わが国の経済が金融・経済政策による景気へのプラス効果の期待感がある中で、紙パルプ業界においては需要構造の変化が拡大し長期的な市場縮小傾向が続くと想定されています。当社はこの厳しい経営環境下、「創意工夫」を重ね、「全員参加の経営」で難局を乗り切る所存です。
当社はメーカーとお客さまをつなぐ代理店としての機能をさらに高めていきます。市場や社会が求めているものを的確にとらえ、三菱製紙のみならず北越紀州製紙、大王製紙などの各製紙メーカーの強みを活かせるような、より強力な販売システムを構築したいと考えております。今後も開かれた販売会社として、洋紙販売事業を基軸としていくことに変わりはありませんが、これまで取り組んできている環境事業やSafty&Health事業が着実に育っていますので、さらなる発展に向けて注力してまいります。

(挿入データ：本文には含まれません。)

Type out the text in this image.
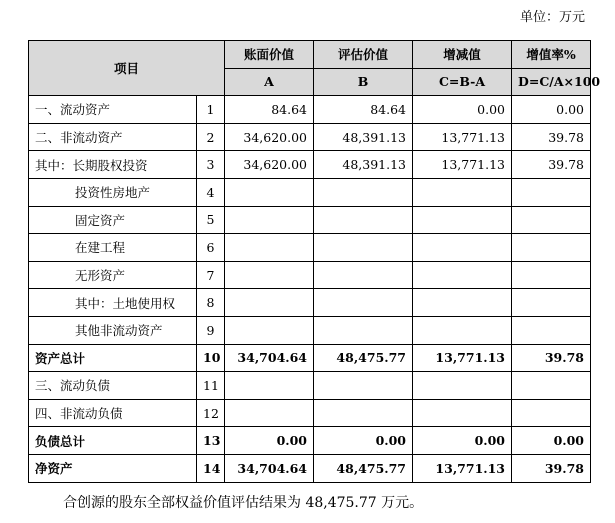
单位：万元
项目		账面价值	评估价值	增减值	增值率%
		A	B	C=B-A	D=C/A×100
一、流动资产	1	84.64	84.64	0.00	0.00
二、非流动资产	2	34,620.00	48,391.13	13,771.13	39.78
其中：长期股权投资	3	34,620.00	48,391.13	13,771.13	39.78
投资性房地产	4				
固定资产	5				
在建工程	6				
无形资产	7				
其中：土地使用权	8				
其他非流动资产	9				
资产总计	10	34,704.64	48,475.77	13,771.13	39.78
三、流动负债	11				
四、非流动负债	12				
负债总计	13	0.00	0.00	0.00	0.00
净资产	14	34,704.64	48,475.77	13,771.13	39.78
合创源的股东全部权益价值评估结果为 48,475.77 万元。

販売機能や商品開発機能の強化とサービスの充実を図り、お客さまをはじめすべてのステークホルダーの期待に応えられるよう、努めていきます。そのためには、お客さまとの関係強化、新ビジネスモデルの構築、新事業の展開、高付加価値商品の拡販を積極的に進めると同時に、業務プロセスの合理化や物流システムの再構築等も推進してまいります。
困難な状況においてこそ、ガバナンスや危機管理、基本的人権の尊重、公正な事業のための教育と監査、働きやすい仕事環境の整備、安全安心な商材の提供、地域社会との連携と社会貢献などを疎かにしてはならないと考えています。

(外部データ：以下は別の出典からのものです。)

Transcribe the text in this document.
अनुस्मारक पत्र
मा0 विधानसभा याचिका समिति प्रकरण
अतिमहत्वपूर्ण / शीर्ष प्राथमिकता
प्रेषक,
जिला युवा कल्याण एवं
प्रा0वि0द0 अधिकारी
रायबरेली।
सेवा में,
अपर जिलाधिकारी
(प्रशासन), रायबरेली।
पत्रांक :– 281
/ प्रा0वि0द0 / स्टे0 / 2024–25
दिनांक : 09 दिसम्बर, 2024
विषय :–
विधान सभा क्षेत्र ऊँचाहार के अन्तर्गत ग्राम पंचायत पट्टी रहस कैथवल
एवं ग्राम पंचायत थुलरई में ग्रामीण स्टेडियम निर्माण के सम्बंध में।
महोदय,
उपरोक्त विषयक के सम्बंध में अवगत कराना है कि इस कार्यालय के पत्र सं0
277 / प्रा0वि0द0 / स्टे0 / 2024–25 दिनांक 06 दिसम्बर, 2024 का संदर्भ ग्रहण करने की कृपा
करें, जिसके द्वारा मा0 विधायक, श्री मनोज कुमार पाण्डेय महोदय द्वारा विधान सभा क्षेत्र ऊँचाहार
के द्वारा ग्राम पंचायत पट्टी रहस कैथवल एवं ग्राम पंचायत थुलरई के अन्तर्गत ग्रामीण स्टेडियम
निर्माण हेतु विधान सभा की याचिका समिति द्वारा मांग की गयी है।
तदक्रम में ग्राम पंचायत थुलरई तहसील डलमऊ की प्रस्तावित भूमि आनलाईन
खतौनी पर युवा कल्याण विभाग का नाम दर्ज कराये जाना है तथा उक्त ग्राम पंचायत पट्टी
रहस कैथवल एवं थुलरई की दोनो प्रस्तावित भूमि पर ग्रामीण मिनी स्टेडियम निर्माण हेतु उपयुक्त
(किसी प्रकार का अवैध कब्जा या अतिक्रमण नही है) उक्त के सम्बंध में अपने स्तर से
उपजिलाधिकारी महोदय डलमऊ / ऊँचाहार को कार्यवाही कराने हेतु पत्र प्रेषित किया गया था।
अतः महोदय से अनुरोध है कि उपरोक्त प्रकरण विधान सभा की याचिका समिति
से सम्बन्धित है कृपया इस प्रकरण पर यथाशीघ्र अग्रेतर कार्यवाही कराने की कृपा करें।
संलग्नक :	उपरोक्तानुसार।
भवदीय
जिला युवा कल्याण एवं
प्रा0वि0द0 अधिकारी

環境課題への取り組みにつきましては2001年からISO14001環境マネジメントシステムを運用しており、2002年に国内流通業として最初にFSC®森林認証紙の販売を始めました。2013年より環境事業の一環として、FSC応援プロジェクトを運営しFSCの認知度向上と利用の促進のためにさまざまなイベントも開催しています。従業員自らが森を知ることから始めようと森林保全ボランティア作業を定期的に開催し、環境をキーワードに産学連携や地域連携も始めました。
持続可能な社会の実現に欠かすことのできない取り組みは従業員による環境改善活動だけに止まることはできません。一昨年、昨年と、経営者と従業員によるワークショップを2回開催し当社の課題や強み、めざすべき姿を議論しました。今までの発想から一歩踏み出して、事業を通じて社会的課題の解決に貢献できる商材やサービスをお客さまや消費者、地域との対話、協働によって創造していく。サプライチェーン全体で最適化する。こうした取り組みが当社の企業価値向上に結び付くものと考えております。

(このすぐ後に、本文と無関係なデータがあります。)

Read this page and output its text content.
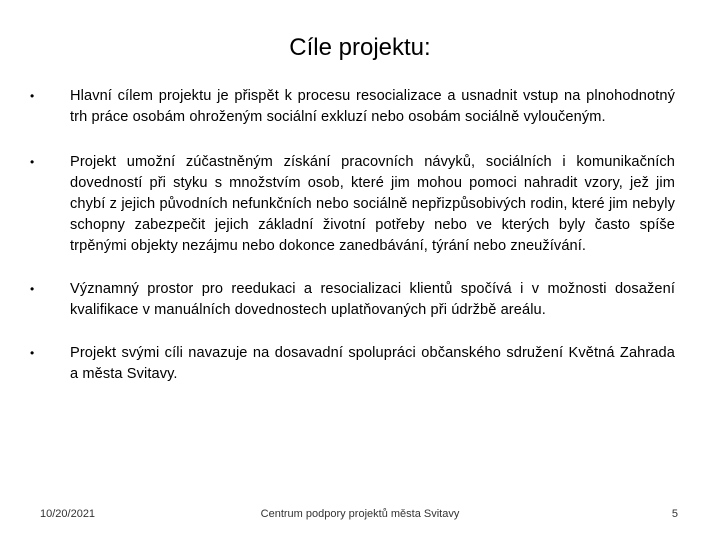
Cíle projektu:
• Hlavní cílem projektu je přispět k procesu resocializace a usnadnit vstup na plnohodnotný trh práce osobám ohroženým sociální exkluzí nebo osobám sociálně vyloučeným.
• Projekt umožní zúčastněným získání pracovních návyků, sociálních i komunikačních dovedností při styku s množstvím osob, které jim mohou pomoci nahradit vzory, jež jim chybí z jejich původních nefunkčních nebo sociálně nepřizpůsobivých rodin, které jim nebyly schopny zabezpečit jejich základní životní potřeby nebo ve kterých byly často spíše trpěnými objekty nezájmu nebo dokonce zanedbávání, týrání nebo zneužívání.
• Významný prostor pro reedukaci a resocializaci klientů spočívá i v možnosti dosažení kvalifikace v manuálních dovednostech uplatňovaných při údržbě areálu.
• Projekt svými cíli navazuje na dosavadní spolupráci občanského sdružení Květná Zahrada a města Svitavy.
10/20/2021	Centrum podpory projektů města Svitavy	5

当社の基盤は人です。従業員の成長がなくては事業の発展や社会的課題の解決はできません。主体的に判断、行動できる人財を育成する教育プログラムを充実させていますが、今後も知識面だけでなく意識面の高揚に重点を置きたいと思います。私は従業員に「情熱・熱意」を呼び掛けています。何事に対しても熱意を持ち、すべての人に対して関心と愛情を注ぐことによって道は拓けると信じています。